Leviathan stepped up the casting game a bit by featuring faces (and talents) recognizable from multiplexes across the country, with Peter Weller and Richard Crenna leading the pack. Weller was big from RoboCop (and had previously faced a monster alongside director Cosmatos in Of Unknown Origin), Ernie Hudson was a Ghostbuster, and Daniel Stern was already a memorable supporting actor from hits as varied as Blue Thunder and Hannah and Her Sisters. You also couldn’t go wrong with Lisa Eilbacher, Amanda Pays, Meg Foster, and Hector Elizondo.
Advantage: Both movies are ensemble affairs, but Leviathan takes the lead here with bigger, more familiar names.
Rotten Tomatoes wasn’t around back in 1989, but their current RT scores are very similar. DeepStar Six has a 0% RT with a 22% audience score, and Leviathan sits at 17% RT with 25% from the audience. The New York Times’ Janet Maslin disliked both, but gave the edge to Leviathan by saying it “compares favorably with the other recent aquatic horror film Deepstar Six but probably not with anything else.” Not exactly a glowing recommendation. Gene Siskel, meanwhile, only appreciated Leviathan for Amanda Pays’ shoulders.
Advantage: Neither film was all that appreciated critically at the time, and current RT scores are close enough to call this one a draw.
Budget and Box-Office
DeepStar Six cost $8 million and earned $8 million at the domestic box-office. While it made back its production budget, it fell short in recouping marketing costs (generally assumed to be equal to half the budget). The lower budget is evident onscreen both in the cast – not a knock, as some of them are great talents, but let’s face it, they were inexpensive – and the production design, which relies on a lot of generic flashing lights and exhaust tubing shooting occasional bursts of steam. The monster is a big puppet resembling a sea-faring graboid from Tremors at times, and it looks perfectly acceptable for a B-grade horror movie.

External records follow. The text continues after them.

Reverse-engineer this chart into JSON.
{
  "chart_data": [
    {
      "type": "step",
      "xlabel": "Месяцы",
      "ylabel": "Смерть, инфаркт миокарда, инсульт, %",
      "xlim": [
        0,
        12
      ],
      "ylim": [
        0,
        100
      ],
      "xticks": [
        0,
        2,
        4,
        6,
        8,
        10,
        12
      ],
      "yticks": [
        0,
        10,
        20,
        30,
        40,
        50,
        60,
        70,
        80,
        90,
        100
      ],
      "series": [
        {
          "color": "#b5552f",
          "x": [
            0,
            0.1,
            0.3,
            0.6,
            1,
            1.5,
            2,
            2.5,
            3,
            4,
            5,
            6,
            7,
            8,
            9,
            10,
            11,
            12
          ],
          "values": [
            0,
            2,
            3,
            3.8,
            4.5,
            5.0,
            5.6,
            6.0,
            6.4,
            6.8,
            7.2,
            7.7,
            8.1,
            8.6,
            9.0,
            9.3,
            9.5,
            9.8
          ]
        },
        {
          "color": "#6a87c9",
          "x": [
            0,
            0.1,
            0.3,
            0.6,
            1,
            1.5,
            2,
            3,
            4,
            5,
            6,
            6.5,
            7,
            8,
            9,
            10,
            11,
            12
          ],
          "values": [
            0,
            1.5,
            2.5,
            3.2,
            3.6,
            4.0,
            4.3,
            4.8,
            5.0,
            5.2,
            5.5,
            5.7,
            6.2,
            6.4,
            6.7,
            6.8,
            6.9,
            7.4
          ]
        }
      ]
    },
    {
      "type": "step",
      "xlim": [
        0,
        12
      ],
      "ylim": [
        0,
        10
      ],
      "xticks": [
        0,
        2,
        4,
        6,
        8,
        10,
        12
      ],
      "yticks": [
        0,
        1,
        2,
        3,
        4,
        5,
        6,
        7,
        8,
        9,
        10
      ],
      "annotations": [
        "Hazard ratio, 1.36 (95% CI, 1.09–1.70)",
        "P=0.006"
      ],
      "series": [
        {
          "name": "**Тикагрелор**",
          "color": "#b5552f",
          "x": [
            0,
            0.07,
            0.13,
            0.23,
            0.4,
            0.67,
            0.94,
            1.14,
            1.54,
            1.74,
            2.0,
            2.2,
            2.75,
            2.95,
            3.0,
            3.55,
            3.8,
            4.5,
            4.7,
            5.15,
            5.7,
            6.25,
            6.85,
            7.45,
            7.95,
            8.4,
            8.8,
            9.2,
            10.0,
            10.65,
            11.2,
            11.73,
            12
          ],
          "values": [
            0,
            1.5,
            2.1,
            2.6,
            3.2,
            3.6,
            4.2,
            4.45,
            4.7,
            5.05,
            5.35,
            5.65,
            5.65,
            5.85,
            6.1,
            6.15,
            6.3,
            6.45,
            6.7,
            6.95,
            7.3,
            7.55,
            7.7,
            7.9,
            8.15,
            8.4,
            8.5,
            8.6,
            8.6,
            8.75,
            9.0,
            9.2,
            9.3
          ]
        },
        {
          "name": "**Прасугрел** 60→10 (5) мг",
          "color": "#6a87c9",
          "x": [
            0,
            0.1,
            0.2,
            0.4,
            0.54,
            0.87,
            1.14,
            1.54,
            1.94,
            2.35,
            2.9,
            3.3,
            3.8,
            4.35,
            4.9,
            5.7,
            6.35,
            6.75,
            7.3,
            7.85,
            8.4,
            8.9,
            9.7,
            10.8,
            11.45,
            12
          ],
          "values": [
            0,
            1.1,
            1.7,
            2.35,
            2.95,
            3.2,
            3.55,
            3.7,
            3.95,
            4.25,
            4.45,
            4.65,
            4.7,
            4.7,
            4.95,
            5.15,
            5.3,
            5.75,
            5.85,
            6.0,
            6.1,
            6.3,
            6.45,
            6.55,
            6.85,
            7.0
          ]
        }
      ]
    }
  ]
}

Leviathan earned twice what DeepStar Six did, but that’s not an automatic win here as it also cost three times as much to produce. It’s all onscreen, and it looks a whole lot better than its competition with some impressive sets, elaborate creature designs from Stan Winston – although Ernie Hudson still feels the big creature looks like a giant chicken – and simulated sea floors. The “underwater” walking scenes were done on a dry stage with tiny feathers floating through the air. Adding in another $12 million for marketing means the film needed $37 million to break even. It fell short there by a hefty – especially in the late ’80s – $20 million.
Advantage: Neither was a hit, but DeepStar Six lost far less money meaning it finally wins a category.
The two films are plenty similar and equally effective as minor creature features, but they approach that goal differently due both to talents and budgets. DeepStar Six eases into its plot through time spent with character introductions and relationships. It’s a full 30 minutes before the creature attacks and several more before we actually get a real look at it. My guess is this was due as much to the available budget as it was to an interest in exploring the varied character dynamics. If the script was stronger, this first act would be a far bigger plus. If nothing else, we at least get lots of time with a mentally fragile Miguel Ferrer. Leviathan, though, knows exactly what it is and what people have come for, and it has the budget to goose the plot into action quicker, thereby getting more of the monster faster.
Both are ultimately entertaining enough diversions for fans of underwater Alien knock-offs, but if you can only watch one underwater genre movie from 1989 – and we’re not counting The Abyss – I’d say you’re better off watching Leviathan. It’s bigger, bloodier, better cast, and features a (flawed but) far more interesting monster.